La primera proyección cinematográfica de la historia tuvo lugar en París, en diciembre de 1895, en el salón indio del Grand Café del Boulevard des Capucines. El cine tardó menos de un año en llegar a Egipto, y se pudo ver por primera vez en Alejandría en noviembre de 1896, en una sala propiedad de un italiano llamado Dello Strologo. Fue un acontecimiento extraordinario para los egipcios y los extranjeros residentes en la ciudad. Los periódicos de la época se llenaron de comentarios entusiastas acerca de aquel gran invento. El desorbitado precio de las entradas no impidió que la gente abarrotara la sala. La sesión duró cerca de media hora y consistió en varias secuencias independientes de apenas unos minutos cada una. Escenas cotidianas tomadas en calles, bosques o mares.
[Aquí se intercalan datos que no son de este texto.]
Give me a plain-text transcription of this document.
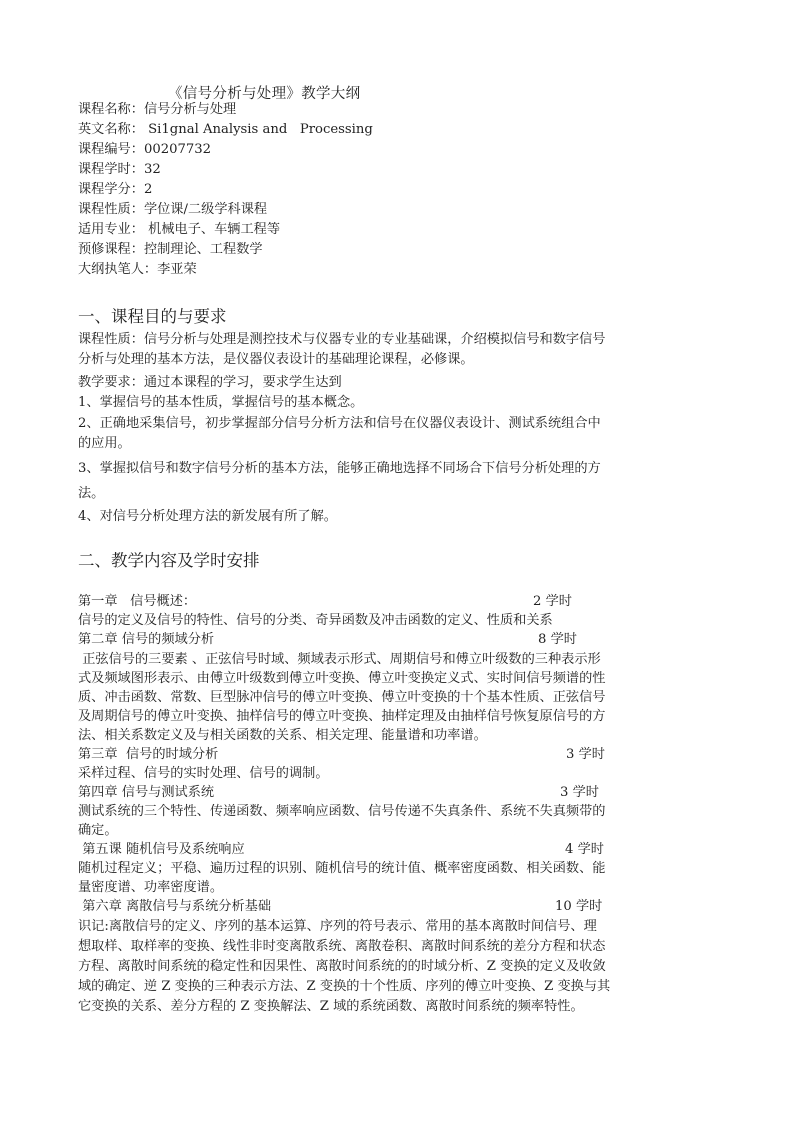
《信号分析与处理》教学大纲
课程名称：信号分析与处理
英文名称： Si1gnal Analysis and   Processing
课程编号：00207732
课程学时：32
课程学分：2
课程性质：学位课/二级学科课程
适用专业： 机械电子、车辆工程等
预修课程：控制理论、工程数学
大纲执笔人：李亚荣
一、课程目的与要求
课程性质：信号分析与处理是测控技术与仪器专业的专业基础课，介绍模拟信号和数字信号
分析与处理的基本方法，是仪器仪表设计的基础理论课程，必修课。
教学要求：通过本课程的学习，要求学生达到
1、掌握信号的基本性质，掌握信号的基本概念。
2、正确地采集信号，初步掌握部分信号分析方法和信号在仪器仪表设计、测试系统组合中
的应用。
3、掌握拟信号和数字信号分析的基本方法，能够正确地选择不同场合下信号分析处理的方
法。
4、对信号分析处理方法的新发展有所了解。
二、教学内容及学时安排
第一章   信号概述：	2 学时
信号的定义及信号的特性、信号的分类、奇异函数及冲击函数的定义、性质和关系
第二章 信号的频域分析	8 学时
正弦信号的三要素 、正弦信号时域、频域表示形式、周期信号和傅立叶级数的三种表示形
式及频域图形表示、由傅立叶级数到傅立叶变换、傅立叶变换定义式、实时间信号频谱的性
质、冲击函数、常数、巨型脉冲信号的傅立叶变换、傅立叶变换的十个基本性质、正弦信号
及周期信号的傅立叶变换、抽样信号的傅立叶变换、抽样定理及由抽样信号恢复原信号的方
法、相关系数定义及与相关函数的关系、相关定理、能量谱和功率谱。
第三章  信号的时域分析	3 学时
采样过程、信号的实时处理、信号的调制。
第四章 信号与测试系统	3 学时
测试系统的三个特性、传递函数、频率响应函数、信号传递不失真条件、系统不失真频带的
确定。
第五课 随机信号及系统响应	4 学时
随机过程定义；平稳、遍历过程的识别、随机信号的统计值、概率密度函数、相关函数、能
量密度谱、功率密度谱。
第六章 离散信号与系统分析基础	10 学时
识记:离散信号的定义、序列的基本运算、序列的符号表示、常用的基本离散时间信号、理
想取样、取样率的变换、线性非时变离散系统、离散卷积、离散时间系统的差分方程和状态
方程、离散时间系统的稳定性和因果性、离散时间系统的的时域分析、Z 变换的定义及收敛
域的确定、逆 Z 变换的三种表示方法、Z 变换的十个性质、序列的傅立叶变换、Z 变换与其
它变换的关系、差分方程的 Z 变换解法、Z 域的系统函数、离散时间系统的频率特性。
A pesar de su simplicidad y de lo rudimentario de las técnicas cinematográficas, el cine despertó una gran pasión entre el público. Los ciudadanos pagaban el precio de la entrada, corrían a la sala y tomaban asiento a la espera de ese momento mágico en el que se apagaban las luces, la estancia se sumía en la oscuridad y las imágenes comenzaban a aparecer en la pantalla.

Sin duda, el placer que sentían aquellos espectadores al ver por primera vez el mundo en una pantalla sería mucho mayor del que nos produce el séptimo arte hoy en día. Aunque, en aquel entonces, venía acompañado de un curioso problema: el público seguía con tanta pasión las películas y se involucraba hasta tal punto en la acción que en ocasiones llegaba a imaginar que lo que veía era real. Si aparecía un mar revuelto con violentas olas, sentían pavor; si en la pantalla salía un tren en marcha expulsando un espeso humo, muchos soltaban gritos de pánico y corrían hacia la salida, creyendo que la locomotora iba a aplastarlos. Estos desafortunados incidentes se repitieron en varias ocasiones, y el dueño del cine tuvo que adoptar una nueva práctica: esperaba a los espectadores a la entrada del cine y, una vez que habían pagado la localidad, antes de sentarse en sus butacas, los acompañaba a la pantalla y, tocándola con la mano, decía:

–Fíjense bien, esto no es más que un trozo de tela, como una sábana. Las imágenes que van a ver se reflejan en la pantalla, no salen de ella. Dentro de poco verán un tren en marcha. Recuerden, señores, que no es más que una imagen del tren, que no corren ningún peligro.

Ahora, al leer esta historia pasados más de cien años, el pavor de los espectadores al ver el tren nos resulta curioso e incluso cómico. Sin embargo, por desgracia, hoy en día algunos lectores de literatura siguen confundiendo la ficción con la realidad. Al igual que otros muchos escritores, he sufrido en mis carnes este problema. En mi novela El edificio Yacobián aparecían dos personajes, Malak y Abaskharon, dos hermanos coptos pobres que se distinguían por su picaresca, excentricidad y simpatía. Sin embargo, en el curso de su amarga lucha por la supervivencia, recurrían al engaño y al robo. Tras publicarse el libro, un amigo copto me sorprendió al reprocharme: «¿Cómo te atreves a ofrecer una imagen tan mala de los coptos?».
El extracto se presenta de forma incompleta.